33 Hence the world is without a cause. All existence is evidently Brahma himself, the perceptible cause of all. Hence perception is the basis of evidence, and inference and others as analogy and verbal testimony are only parts of it.
34 Now let the worshippers of fate who apply the term “destiny” to all their efforts cast off their false faith and let the brave exert their courage to attain their highest state. 35 Continue, O Rama, to consider the true and lucid doctrines of successive teachers until you can arrive at a clear conception of the infinitely Supreme Being in your own mind.
1 It is reasoning in the company of the respectable that leads most efficiently to the improvement of the understanding, and then to the making of a great man who has all the characteristics of greatness. 2 Whatever man excels in any quality, that distinguishes him. Therefore learn and improve your understanding from him.
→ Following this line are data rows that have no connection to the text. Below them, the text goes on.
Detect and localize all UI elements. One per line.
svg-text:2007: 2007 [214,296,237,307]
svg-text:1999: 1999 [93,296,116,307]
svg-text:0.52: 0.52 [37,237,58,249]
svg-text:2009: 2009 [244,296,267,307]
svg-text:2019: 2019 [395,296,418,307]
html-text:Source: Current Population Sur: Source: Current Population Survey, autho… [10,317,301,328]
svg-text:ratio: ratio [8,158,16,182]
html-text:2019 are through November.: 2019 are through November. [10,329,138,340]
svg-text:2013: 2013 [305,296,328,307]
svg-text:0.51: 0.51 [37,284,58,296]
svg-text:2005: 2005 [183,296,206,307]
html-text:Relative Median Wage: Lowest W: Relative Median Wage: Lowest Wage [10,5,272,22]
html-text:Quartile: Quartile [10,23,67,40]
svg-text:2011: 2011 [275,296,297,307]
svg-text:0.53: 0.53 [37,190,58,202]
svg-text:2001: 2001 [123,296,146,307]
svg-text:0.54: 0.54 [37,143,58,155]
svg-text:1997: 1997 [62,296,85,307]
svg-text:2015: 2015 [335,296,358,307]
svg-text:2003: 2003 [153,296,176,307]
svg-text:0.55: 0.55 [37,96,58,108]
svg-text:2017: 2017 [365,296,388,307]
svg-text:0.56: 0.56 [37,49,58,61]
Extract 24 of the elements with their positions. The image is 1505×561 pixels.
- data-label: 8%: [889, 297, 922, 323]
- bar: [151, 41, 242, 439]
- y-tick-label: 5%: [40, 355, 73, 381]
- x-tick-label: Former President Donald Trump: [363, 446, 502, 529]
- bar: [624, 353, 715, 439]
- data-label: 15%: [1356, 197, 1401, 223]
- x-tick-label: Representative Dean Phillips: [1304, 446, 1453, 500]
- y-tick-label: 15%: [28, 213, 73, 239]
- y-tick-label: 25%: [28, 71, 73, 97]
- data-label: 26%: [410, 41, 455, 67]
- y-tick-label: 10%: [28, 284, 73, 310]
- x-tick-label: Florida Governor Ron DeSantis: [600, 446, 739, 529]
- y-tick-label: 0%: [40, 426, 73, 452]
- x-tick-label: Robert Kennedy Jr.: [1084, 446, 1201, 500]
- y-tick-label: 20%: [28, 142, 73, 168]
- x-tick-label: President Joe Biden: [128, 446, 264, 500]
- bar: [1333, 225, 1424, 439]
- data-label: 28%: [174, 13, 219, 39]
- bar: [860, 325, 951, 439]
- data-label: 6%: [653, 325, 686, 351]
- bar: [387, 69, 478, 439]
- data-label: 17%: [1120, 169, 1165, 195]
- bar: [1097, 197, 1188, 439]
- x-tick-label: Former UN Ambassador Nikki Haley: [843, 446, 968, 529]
3 True greatness consists in quietness and other virtues. Without a knowledge of this it is impossible, O Rama, to be successful in anything. 4Learning produces quiet and other qualities and increases the virtues of good people. All this is praised because of their good effects on the mind, just like the rain is praised for growing new sprouts. 5 The qualities of quietude and other virtues serve to increase the best knowledge, just like a sacrifice with rice serves to produce blissful rains for the harvest. 6 As learning produces the qualities of quiet and the like, so do these qualities give rise to learning. Thus they serve to grow each other, just as lake and lotuses contribute to their mutual benefit. 7 Learning is produced by right conduct as good conduct results from learning. Thus wisdom and morality are natural helps to one another.
8 An intelligent man who is possessed of quietude, meekness and good conduct, should practice wisdom and follow the ways of good people.9 Unless one practices wisdom and good conduct in an equal degree, he will never be successful in either of them. 10 Both of these should be joined together like the song united with percussion, or like the farmer and his wife sowing seeds and driving away the birds. 11 It is by practice of wisdom and right conduct that good people are enabled to acquire both in an equal degree.
12 I have already expounded to you, O Rama, the rule of good conduct. Now I will explain to you fully the way of gaining learning.
13 Learning leads to fame, long life and the acquisition of the object of your exertion. Therefore the intelligent should learn the good sciences from those who have studied and mastered them. 14 By hearing (these lectures) with a clear understanding, you will surely attain the state of perfection, just like dirty water is purified by infusion of kata fruit.
15 A sage who has known the knowable has his mind drawn imperceptibly to the state of bliss. Once known and felt, the impression of that highest state of unbounded joy is hard to loose at anytime.